Friday, July 3, 2009

Twitchy Foot and the Red Giggler

Doyle missed me so much, he came all the way back to Germany just to hang out. I thought it was strange that Doyle kept insisting that he was 'here on business; not to see you'. He was probably just too macho to admit to me his real feelings. Whatever, tough guy - nice pink shirt.

Doyle brought Jen along with him, but before we get to the bourbon shots and stories of a red-headed girl's misguided youth, check out Tommy's version of slinging shots.

His evil grin is a bit troublesome, though. Knowing all too well David's passion for destroying things and inflicting pain, I am not sure if a slingshot is really the best choice of toy for Tommy at this early stage of social development. Besides, I'm quite sure he'll learn plenty about weapons from David, including the eight ways to incapacitate a teacher using the common crayon. Don't ask.

Speaking of our Angel, here is David enjoying one of Angie's home-cooked meals.

I flashed this same pose many times during my college years, but the kid is only three! If he starts throwing toga parties, I'm going to have to figure a way to get Angie out of the house so we can party like rock stars.

After baby-wiping the grease out of sleeping beauty's hair, I hit the town to meet up with Jen and Doyle. Since I had just won the Canadian blog award, I felt obliged to hang out with a few canooks.

It was great hanging out with John and Liz, my funny speaking North American friends. I love maple syrup and hockey and even though I don't have a pet beaver, I'm sure I earned Canadian cool points by guzzling lots of beer.

I wasn't the only one guzzling. After her third glass, Jen began telling us stories about what a horrible little girl she was growing up. Um, did you say 'was'? There was something disturbing about the way she cracked up while telling us how she locked her babysitter out of the house. The poor guy is probably still in therapy.

As Jen explained how she narrowly avoided detention camp, Doyle was busy pacing back and forth. Doyle is an odd guy anyway, so we are all used to his strange behavior, but after an hour we asked him what the hell was wrong.

'I've got Restless Foot Syndrome.'

[five minutes of laughing, giggling and snickering]

''re serious? What is that, exactly?'

Since most medical terms are Latin-based and sometimes hard to decipher, allow me to explain in layman's terms what Restless Foot Syndrome is. It's when your feet are restless. Man, those years of Latin really paid off.

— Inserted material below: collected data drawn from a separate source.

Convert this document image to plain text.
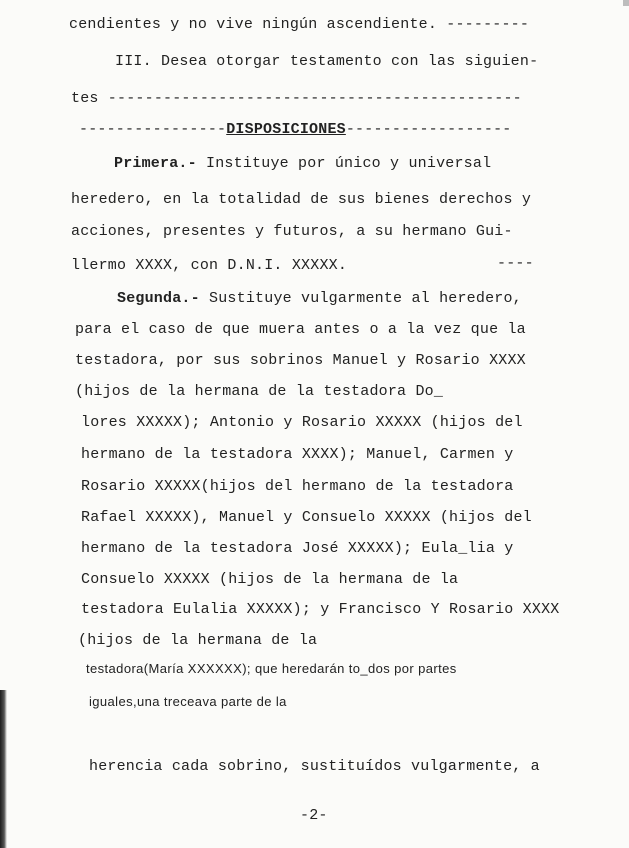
cendientes y no vive ningún ascendiente. ---------
III. Desea otorgar testamento con las siguien-
tes ---------------------------------------------
----------------DISPOSICIONES------------------
Primera.- Instituye por único y universal
heredero, en la totalidad de sus bienes derechos y
acciones, presentes y futuros, a su hermano Gui-
llermo XXXX, con D.N.I. XXXXX.	----
Segunda.- Sustituye vulgarmente al heredero,
para el caso de que muera antes o a la vez que la
testadora, por sus sobrinos Manuel y Rosario XXXX
(hijos de la hermana de la testadora Do_
lores XXXXX); Antonio y Rosario XXXXX (hijos del
hermano de la testadora XXXX); Manuel, Carmen y
Rosario XXXXX(hijos del hermano de la testadora
Rafael XXXXX), Manuel y Consuelo XXXXX (hijos del
hermano de la testadora José XXXXX); Eula_lia y
Consuelo XXXXX (hijos de la hermana de la
testadora Eulalia XXXXX); y Francisco Y Rosario XXXX
(hijos de la hermana de la
testadora(María XXXXXX); que heredarán to_dos por partes
iguales,una treceava parte de la
herencia cada sobrino, sustituídos vulgarmente, a
-2-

I don't normally laugh at sick people unless they really deserve it. Doyle did not deserve it, but oh well. Him and his twitchy legs had us rolling for at least two beers. You should have seen Footloose go crazy on the dance floor!

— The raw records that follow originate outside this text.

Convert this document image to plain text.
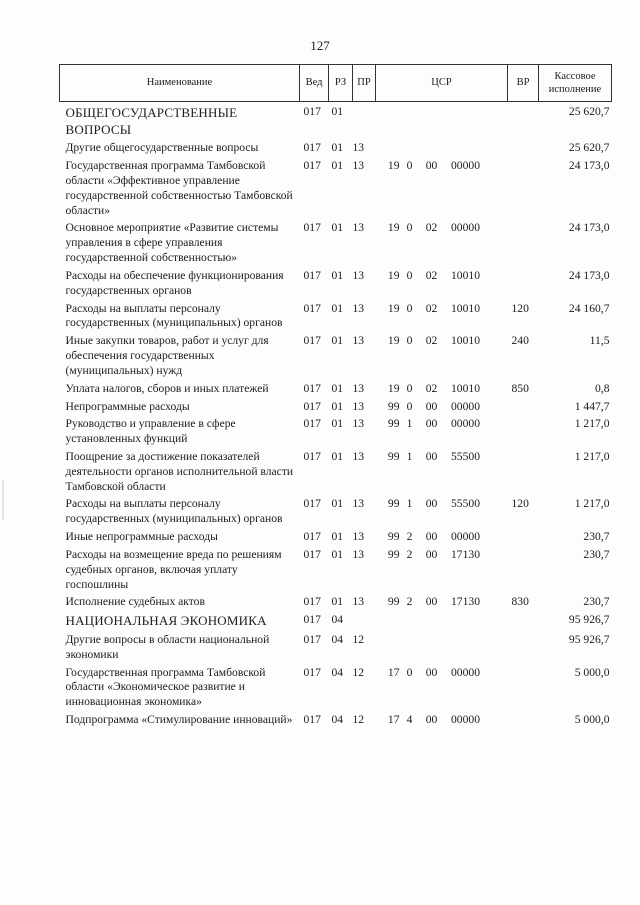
127
Наименование	Вед	РЗ	ПР	ЦСР	ВР	Кассовое исполнение
ОБЩЕГОСУДАРСТВЕННЫЕ ВОПРОСЫ	017	01				25 620,7
Другие общегосударственные вопросы	017	01	13			25 620,7
Государственная программа Тамбовской области «Эффективное управление государственной собственностью Тамбовской области»	017	01	13	19 0 00 00000		24 173,0
Основное мероприятие «Развитие системы управления в сфере управления государственной собственностью»	017	01	13	19 0 02 00000		24 173,0
Расходы на обеспечение функционирования государственных органов	017	01	13	19 0 02 10010		24 173,0
Расходы на выплаты персоналу государственных (муниципальных) органов	017	01	13	19 0 02 10010	120	24 160,7
Иные закупки товаров, работ и услуг для обеспечения государственных (муниципальных) нужд	017	01	13	19 0 02 10010	240	11,5
Уплата налогов, сборов и иных платежей	017	01	13	19 0 02 10010	850	0,8
Непрограммные расходы	017	01	13	99 0 00 00000		1 447,7
Руководство и управление в сфере установленных функций	017	01	13	99 1 00 00000		1 217,0
Поощрение за достижение показателей деятельности органов исполнительной власти Тамбовской области	017	01	13	99 1 00 55500		1 217,0
Расходы на выплаты персоналу государственных (муниципальных) органов	017	01	13	99 1 00 55500	120	1 217,0
Иные непрограммные расходы	017	01	13	99 2 00 00000		230,7
Расходы на возмещение вреда по решениям судебных органов, включая уплату госпошлины	017	01	13	99 2 00 17130		230,7
Исполнение судебных актов	017	01	13	99 2 00 17130	830	230,7
НАЦИОНАЛЬНАЯ ЭКОНОМИКА	017	04				95 926,7
Другие вопросы в области национальной экономики	017	04	12			95 926,7
Государственная программа Тамбовской области «Экономическое развитие и инновационная экономика»	017	04	12	17 0 00 00000		5 000,0
Подпрограмма «Стимулирование инноваций»	017	04	12	17 4 00 00000		5 000,0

After another beer, Jen ordered some bourbon shots and pretty soon, Doyle's leg twitch had travelled up his torso and caused a sudden outbreak of Restless Finger Syndrome.

If you need a Latin translation of Restless Finger Syndrome, just let me know; I won't actually translate it, but at least I'll know you're stupid. The symptoms involve sitting on a bar stool and loudly shouting along with people trying to do karaoke. I can tell you, it's very painful to listen to and can severely irritate singers on stage. Doyle didn't seem to care, though. He had his bad-ass pink shirt on that shouted 'step back, a'ight - I'm on business, yo'.
Ladder Talk:
[David was face-down in pepperoni and did not wake up for Ladder Talk]
1) What was the best part of your day?
Peter: When we go'ed on the playground with Isabel and Elisabeth.

2) What was the worst part of your day?
Peter: When I didn't want that I finish my pizza.

3) What would you like to do tomorrow?
Peter: To play with Spiderman that you can be Spiderman and we can play together.


  1. For the last time, that shirt is not pink, it is salmon. And it is Restless Leg Syndrome, not Restless Foot Syndrome. How you don't get sued for libel is beyond me.

  2. @Doyle: Salmon is just the masculine form of Fuschia, but you can call it bonky-monky-orange if it makes you feel more secure in your wardrobe selection. Sorry about the twitchy limb mixup.